CDAP - PE.2010.0263 - 2010-12-27 - X. c/Service de la population (SPOP)

27 décembre 2010Français9 min

Source vd.ch

Faits

Vu les faits suivants

A.

X.________, née le ********, ressortissante camerounaise,

titulaire d'une autorisation d'établissement, est mariée depuis le 11 mars 2005

avec un compatriote, Z.________, également titulaire d'une autorisation

d'établissement.

Le 30 juin 2009, le fils de X.________

issu d'une précédente union, Y.________, né le ********, qui réside au Cameroun

auprès de son père, a sollicité l’octroi d’une autorisation d’entrée et de

séjour dans notre pays afin de vivre auprès de sa mère.

Il ressort d'attestations établies

le 5 janvier 2010, le 20 janvier 2010 et le 11 mars 2010 par le Centre

social régional de Lausanne que, excepté en août 2007 et de février 2009 à

juillet 2009, X.________ et Z.________ ont bénéficié de prestations d’aide

sociale de février 2006 à février 2010.

B.

Par décision du 10 mai 2010, le SPOP a rejeté la

demande de Y.________ au motif que les conditions fixées par l'art. 44 de la

loi fédérale du 16 décembre 2005 sur les étrangers (LEtr; RS 142.20) n'étaient

pas remplies, les ressources financières de sa mère – qui provenaient toujours

des prestations des Services sociaux, en complément de son revenu provenant de

son emploi d'intérimaire - ne permettant pas d'assurer son entretien.

C.

X.________ a interjeté recours contre la

décision du SPOP le 9 juin 2010 auprès de la Cour de droit administratif et

public du Tribunal cantonal, en concluant à son annulation et à l'octroi d'une

autorisation d'entrée et de séjour à son fils.
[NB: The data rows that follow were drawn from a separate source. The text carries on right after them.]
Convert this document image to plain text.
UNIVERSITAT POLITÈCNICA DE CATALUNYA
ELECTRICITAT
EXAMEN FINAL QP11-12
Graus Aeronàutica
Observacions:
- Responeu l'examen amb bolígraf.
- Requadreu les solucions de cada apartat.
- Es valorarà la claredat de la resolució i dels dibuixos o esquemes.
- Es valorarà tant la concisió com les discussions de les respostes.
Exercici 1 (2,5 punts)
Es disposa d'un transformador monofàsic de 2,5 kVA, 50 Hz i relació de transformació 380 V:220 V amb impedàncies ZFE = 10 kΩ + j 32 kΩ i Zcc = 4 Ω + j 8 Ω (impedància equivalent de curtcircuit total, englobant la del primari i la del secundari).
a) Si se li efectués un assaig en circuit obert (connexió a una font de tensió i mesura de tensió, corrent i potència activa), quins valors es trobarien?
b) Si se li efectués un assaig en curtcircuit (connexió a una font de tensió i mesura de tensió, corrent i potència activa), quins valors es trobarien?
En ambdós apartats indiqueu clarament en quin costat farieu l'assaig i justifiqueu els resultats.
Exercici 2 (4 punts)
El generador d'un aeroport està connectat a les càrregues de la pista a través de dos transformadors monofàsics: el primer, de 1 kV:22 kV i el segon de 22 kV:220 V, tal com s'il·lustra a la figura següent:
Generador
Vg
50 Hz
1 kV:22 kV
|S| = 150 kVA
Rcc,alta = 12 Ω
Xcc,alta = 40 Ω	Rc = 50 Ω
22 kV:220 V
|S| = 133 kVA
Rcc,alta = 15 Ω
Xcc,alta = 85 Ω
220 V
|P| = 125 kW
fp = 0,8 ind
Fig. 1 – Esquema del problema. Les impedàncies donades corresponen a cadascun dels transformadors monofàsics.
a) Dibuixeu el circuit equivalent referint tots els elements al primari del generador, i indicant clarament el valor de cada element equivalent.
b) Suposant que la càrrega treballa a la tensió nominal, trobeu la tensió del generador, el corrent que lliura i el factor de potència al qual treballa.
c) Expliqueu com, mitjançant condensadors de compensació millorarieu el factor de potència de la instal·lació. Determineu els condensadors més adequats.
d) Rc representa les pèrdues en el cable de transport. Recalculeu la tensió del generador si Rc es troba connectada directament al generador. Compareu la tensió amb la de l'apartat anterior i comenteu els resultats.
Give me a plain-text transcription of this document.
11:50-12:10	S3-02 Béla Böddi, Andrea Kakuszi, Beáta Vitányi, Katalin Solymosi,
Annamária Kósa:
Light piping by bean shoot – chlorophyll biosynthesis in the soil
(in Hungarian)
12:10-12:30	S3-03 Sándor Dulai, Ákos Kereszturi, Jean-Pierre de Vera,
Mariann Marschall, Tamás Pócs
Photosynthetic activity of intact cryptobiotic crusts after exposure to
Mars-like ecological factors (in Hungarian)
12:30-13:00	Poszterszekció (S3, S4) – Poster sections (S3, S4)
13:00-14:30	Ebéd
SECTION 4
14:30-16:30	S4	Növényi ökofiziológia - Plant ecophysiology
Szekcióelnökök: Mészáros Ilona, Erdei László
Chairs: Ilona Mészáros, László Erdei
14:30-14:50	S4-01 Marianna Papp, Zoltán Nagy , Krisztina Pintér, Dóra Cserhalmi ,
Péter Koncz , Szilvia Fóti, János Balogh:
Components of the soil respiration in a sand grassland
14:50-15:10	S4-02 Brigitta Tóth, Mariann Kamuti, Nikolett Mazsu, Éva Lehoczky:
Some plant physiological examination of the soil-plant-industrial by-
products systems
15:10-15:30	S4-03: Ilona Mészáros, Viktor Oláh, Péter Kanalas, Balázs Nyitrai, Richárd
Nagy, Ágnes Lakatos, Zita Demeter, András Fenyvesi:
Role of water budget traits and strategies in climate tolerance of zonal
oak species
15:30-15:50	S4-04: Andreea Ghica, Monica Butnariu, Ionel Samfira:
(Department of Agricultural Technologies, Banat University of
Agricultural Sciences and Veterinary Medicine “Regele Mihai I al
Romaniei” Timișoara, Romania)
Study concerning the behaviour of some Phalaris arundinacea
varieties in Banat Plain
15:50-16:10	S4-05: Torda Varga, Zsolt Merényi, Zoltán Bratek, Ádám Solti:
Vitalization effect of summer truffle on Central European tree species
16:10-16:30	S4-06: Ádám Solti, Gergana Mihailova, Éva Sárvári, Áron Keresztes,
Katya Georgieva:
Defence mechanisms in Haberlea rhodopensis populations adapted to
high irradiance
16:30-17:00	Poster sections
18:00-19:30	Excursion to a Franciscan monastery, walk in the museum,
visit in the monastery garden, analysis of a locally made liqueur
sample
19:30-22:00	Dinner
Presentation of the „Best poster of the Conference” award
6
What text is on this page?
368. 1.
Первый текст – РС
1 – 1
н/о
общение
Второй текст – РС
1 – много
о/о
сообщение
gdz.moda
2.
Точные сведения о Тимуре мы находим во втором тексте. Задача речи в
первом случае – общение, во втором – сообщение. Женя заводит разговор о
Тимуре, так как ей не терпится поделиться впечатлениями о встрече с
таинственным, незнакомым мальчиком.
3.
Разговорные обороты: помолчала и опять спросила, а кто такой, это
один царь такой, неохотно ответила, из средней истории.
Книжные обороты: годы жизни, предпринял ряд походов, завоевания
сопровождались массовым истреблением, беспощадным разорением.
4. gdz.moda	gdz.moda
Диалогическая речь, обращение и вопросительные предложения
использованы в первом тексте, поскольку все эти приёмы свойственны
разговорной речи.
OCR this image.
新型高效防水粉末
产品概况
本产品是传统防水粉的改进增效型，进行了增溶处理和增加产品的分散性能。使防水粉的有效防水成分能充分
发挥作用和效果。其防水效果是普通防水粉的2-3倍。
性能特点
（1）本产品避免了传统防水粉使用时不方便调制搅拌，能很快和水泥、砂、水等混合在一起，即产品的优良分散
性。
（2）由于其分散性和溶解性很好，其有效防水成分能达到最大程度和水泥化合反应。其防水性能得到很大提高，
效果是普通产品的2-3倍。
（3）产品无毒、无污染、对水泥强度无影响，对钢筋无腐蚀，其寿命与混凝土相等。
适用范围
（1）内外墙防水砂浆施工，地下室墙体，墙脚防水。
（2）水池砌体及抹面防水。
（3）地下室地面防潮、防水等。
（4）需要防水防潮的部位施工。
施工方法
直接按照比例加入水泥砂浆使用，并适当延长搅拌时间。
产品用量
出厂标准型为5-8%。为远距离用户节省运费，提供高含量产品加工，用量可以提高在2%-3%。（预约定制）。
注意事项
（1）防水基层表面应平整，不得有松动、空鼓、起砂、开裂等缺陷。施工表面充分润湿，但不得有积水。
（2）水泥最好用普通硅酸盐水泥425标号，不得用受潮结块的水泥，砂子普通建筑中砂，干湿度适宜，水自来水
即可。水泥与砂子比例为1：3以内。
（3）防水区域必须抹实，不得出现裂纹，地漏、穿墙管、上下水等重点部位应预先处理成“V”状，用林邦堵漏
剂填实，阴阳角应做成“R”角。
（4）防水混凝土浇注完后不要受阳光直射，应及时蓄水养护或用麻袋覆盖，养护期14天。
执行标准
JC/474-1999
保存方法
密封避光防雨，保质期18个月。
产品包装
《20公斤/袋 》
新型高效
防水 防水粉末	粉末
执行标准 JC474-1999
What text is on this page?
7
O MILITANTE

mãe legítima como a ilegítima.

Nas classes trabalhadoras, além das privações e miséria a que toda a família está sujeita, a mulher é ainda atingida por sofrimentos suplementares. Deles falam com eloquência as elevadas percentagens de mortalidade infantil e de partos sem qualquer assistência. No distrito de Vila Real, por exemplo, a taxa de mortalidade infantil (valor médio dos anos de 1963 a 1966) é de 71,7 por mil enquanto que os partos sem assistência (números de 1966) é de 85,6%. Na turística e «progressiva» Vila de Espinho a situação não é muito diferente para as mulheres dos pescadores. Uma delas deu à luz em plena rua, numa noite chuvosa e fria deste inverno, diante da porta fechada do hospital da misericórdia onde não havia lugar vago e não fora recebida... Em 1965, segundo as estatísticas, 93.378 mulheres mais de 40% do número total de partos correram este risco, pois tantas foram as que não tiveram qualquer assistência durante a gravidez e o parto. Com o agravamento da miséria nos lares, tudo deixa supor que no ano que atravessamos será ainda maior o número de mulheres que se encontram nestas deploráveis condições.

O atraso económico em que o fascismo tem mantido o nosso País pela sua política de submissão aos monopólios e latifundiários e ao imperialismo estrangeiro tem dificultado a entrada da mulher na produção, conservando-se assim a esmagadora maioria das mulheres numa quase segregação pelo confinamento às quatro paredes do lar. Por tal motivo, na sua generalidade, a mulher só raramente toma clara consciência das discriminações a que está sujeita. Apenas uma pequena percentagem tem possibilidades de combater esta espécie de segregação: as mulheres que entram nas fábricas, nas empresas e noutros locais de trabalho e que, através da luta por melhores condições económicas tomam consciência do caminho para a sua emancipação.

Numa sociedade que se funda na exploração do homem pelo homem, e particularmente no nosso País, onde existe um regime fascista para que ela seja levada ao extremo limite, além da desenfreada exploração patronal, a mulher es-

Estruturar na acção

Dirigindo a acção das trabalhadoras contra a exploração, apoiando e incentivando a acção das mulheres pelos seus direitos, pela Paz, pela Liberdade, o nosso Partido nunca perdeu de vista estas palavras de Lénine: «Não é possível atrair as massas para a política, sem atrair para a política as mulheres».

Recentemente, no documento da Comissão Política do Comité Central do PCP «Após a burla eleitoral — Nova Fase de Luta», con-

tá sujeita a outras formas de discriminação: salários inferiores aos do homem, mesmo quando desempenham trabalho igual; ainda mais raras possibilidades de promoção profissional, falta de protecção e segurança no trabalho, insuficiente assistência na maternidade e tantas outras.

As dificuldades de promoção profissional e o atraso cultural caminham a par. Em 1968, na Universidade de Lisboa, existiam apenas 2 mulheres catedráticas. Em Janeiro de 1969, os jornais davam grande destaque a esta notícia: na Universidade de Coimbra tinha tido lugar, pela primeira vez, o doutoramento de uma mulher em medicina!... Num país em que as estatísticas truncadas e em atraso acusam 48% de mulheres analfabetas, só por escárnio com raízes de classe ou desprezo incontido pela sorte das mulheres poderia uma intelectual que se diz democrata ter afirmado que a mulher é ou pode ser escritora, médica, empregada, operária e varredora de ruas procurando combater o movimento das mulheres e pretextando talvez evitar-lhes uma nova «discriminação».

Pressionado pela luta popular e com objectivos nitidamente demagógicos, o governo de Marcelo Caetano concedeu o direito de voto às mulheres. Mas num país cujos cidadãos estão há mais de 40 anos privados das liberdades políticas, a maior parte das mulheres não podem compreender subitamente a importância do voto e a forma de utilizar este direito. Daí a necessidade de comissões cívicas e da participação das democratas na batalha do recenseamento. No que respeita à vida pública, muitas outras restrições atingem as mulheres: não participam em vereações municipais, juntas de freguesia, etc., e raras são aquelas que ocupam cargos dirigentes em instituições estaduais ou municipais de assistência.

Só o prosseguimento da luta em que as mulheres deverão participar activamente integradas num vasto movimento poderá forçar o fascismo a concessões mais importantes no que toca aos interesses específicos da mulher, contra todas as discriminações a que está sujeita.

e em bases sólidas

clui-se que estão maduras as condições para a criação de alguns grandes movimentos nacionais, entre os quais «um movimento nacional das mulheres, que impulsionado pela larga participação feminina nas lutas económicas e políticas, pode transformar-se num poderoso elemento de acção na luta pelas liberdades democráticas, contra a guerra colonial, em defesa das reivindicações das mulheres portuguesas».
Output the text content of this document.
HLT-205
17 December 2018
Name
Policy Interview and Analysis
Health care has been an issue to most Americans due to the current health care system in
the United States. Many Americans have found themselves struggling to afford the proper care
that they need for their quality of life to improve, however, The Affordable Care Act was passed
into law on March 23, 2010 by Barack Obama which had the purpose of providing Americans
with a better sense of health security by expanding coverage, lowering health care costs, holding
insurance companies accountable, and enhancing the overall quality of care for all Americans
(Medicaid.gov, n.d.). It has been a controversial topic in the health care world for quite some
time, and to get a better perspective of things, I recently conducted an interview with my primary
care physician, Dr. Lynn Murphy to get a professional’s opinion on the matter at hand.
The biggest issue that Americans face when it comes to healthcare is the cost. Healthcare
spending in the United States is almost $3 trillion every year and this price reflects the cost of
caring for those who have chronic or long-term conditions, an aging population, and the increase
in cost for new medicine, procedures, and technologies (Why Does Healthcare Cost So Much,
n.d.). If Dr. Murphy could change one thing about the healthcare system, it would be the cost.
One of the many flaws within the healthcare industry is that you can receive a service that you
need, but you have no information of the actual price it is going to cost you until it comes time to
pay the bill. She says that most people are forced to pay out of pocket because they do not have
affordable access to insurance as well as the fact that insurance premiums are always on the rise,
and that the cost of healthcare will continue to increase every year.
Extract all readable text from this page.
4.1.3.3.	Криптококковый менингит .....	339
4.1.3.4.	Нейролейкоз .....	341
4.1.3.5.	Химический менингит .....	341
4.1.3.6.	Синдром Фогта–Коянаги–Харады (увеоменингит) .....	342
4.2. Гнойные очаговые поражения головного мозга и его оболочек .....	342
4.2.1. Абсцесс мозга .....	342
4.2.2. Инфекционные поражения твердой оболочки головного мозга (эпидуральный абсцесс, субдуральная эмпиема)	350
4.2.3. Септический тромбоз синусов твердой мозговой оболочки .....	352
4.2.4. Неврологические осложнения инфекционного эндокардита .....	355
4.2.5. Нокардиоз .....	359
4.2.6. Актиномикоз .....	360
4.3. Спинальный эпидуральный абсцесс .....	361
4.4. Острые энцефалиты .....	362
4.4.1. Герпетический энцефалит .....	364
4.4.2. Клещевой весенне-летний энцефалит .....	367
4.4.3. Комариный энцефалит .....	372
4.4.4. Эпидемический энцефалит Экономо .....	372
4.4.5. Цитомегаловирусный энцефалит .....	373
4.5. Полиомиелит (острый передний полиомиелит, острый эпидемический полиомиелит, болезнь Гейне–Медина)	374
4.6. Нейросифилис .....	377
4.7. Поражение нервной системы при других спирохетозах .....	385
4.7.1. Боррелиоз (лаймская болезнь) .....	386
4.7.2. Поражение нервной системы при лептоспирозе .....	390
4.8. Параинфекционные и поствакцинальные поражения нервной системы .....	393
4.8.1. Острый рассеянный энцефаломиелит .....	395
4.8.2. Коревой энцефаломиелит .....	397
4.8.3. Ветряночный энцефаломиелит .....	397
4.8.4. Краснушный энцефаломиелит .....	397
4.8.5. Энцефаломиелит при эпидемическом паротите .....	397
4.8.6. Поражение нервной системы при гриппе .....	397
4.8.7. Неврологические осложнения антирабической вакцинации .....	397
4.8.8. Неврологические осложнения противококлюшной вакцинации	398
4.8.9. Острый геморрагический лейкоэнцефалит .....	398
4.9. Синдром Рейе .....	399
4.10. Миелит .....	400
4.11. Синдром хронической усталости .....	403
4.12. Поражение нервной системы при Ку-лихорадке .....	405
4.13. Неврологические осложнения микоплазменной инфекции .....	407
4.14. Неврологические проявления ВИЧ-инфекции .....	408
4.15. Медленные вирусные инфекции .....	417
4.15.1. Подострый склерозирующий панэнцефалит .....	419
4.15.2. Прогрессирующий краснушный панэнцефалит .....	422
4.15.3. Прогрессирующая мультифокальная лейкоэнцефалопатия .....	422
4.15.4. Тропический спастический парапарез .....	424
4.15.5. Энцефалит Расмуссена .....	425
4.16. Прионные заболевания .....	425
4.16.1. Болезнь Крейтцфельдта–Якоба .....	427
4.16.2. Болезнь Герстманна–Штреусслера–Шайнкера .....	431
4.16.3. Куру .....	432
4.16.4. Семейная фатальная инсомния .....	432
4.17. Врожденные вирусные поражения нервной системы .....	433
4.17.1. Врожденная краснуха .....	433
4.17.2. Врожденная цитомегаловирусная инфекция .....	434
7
Elle a fait valoir que, dans la

mesure où elle bénéficiait d'allocations de l'assurance-chômage - de montants

qui variaient de 1'300 fr. à 1'500 fr. par mois - et que les revenus

de son époux étaient appelés à augmenter dans un proche avenir, leur couple

pouvait compter sur des revenus qui permettaient de couvrir leurs charges

régulières et que leur situation financière s'améliorerait encore sensiblement

dès qu'ils occuperaient des emplois à temps complet.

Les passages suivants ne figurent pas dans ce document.